Potential applications
Some potential applications for this tool include:
Urban and regional planning—Partition service areas based on facility capacity, such as assigning neighborhoods to schools, libraries, or public service centers while accounting for site size or staffing. Higher-order outputs support redundancy planning for overflow scenarios.
Health care access and catchment modeling—Allocate population to clinics or hospitals, weighting by bed count, provider capacity, or specialty availability.
Emergency management and disaster response—Assign staging areas and resources where facility influence depends on equipment, staffing, or readiness. Second- or third-order allocations represent backup response sites when primary sites are unavailable.
Retail and market analytics—Delineate store trade areas using sales volume or revenue as weights, supporting competition analysis, market influence modeling, and territory planning. Larger stores exert greater pull beyond what distance alone predicts.
Environmental management and conservation—Allocate observation influence for sensor networks or sampling stations, where weights reflect sensor sensitivity or sampling intensity. This improves spatial partitioning for monitoring design.

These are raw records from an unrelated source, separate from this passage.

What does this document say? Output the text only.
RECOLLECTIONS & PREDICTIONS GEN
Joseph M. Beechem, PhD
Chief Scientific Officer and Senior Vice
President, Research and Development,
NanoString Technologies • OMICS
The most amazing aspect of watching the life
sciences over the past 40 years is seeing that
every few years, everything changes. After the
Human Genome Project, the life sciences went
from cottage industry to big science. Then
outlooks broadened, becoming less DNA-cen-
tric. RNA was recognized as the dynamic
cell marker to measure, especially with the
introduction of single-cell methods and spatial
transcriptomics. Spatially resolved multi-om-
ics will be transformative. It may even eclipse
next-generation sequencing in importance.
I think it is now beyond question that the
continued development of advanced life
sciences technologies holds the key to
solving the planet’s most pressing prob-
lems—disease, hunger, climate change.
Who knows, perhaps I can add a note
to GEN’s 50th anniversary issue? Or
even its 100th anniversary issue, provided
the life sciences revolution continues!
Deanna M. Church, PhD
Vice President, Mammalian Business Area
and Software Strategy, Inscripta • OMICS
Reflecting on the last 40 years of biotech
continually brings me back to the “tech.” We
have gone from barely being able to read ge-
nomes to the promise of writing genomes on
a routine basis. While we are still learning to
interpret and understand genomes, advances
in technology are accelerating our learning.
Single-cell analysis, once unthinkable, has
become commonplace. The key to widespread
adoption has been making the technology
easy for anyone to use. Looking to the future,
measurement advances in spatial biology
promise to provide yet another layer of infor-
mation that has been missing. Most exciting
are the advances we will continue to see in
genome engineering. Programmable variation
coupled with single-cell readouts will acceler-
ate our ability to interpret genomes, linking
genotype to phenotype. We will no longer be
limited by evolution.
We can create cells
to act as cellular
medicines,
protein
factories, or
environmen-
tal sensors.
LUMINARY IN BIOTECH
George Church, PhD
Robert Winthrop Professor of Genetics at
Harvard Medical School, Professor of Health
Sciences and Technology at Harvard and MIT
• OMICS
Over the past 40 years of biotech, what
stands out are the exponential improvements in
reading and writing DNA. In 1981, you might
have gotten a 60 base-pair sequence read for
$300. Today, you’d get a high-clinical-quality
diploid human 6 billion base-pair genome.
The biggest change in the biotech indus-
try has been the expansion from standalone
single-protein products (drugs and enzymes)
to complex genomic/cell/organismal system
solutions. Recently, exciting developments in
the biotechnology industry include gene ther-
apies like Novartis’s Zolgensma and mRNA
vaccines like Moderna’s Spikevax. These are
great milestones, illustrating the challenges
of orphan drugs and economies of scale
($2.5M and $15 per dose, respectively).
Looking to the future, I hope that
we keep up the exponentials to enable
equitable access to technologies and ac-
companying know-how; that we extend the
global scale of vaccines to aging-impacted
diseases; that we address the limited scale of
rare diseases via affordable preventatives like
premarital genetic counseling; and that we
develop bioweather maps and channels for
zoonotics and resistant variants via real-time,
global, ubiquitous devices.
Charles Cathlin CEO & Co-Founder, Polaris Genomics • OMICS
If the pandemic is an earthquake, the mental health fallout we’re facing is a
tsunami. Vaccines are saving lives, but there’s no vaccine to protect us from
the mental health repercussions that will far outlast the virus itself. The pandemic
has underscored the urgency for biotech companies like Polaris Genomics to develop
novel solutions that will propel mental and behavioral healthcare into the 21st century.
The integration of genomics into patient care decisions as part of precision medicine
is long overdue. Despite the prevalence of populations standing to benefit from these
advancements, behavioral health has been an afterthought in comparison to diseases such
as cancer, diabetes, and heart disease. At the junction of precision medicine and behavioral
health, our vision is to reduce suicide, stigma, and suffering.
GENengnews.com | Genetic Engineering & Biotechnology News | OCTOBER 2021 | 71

Accessibility and equity analysis—Create allocation surfaces that incorporate both distance and capacity, enabling comparisons between closest facility and effective facility (closest under a capacity-adjusted influence model). This is particularly relevant for public services and mobility planning.
Additional references
Aurenhammer, F. (1987). Power diagrams: Properties, algorithms and applications. SIAM Journal on Computing, 16 (1), 78-96.
Aurenhammer, F., & Klein, R. (1996). Voronoi diagrams. FernUniversität, Fachbereich Informatik.
Boots, B. N. (1980). Weighting Thiessen polygons. Economic Geography, 56 (3), 248-259.
Lee, D. T., & Drysdale, R. L., III. (1981). Generalization of Voronoi diagrams in the plane. SIAM Journal on Computing, 10 (1), 73-87.
Okabe, A., Boots, B., Sugihara, K., & Chiu, S. N. (2009). Spatial tessellations: Concepts and applications of Voronoi diagrams (2nd ed.). Wiley.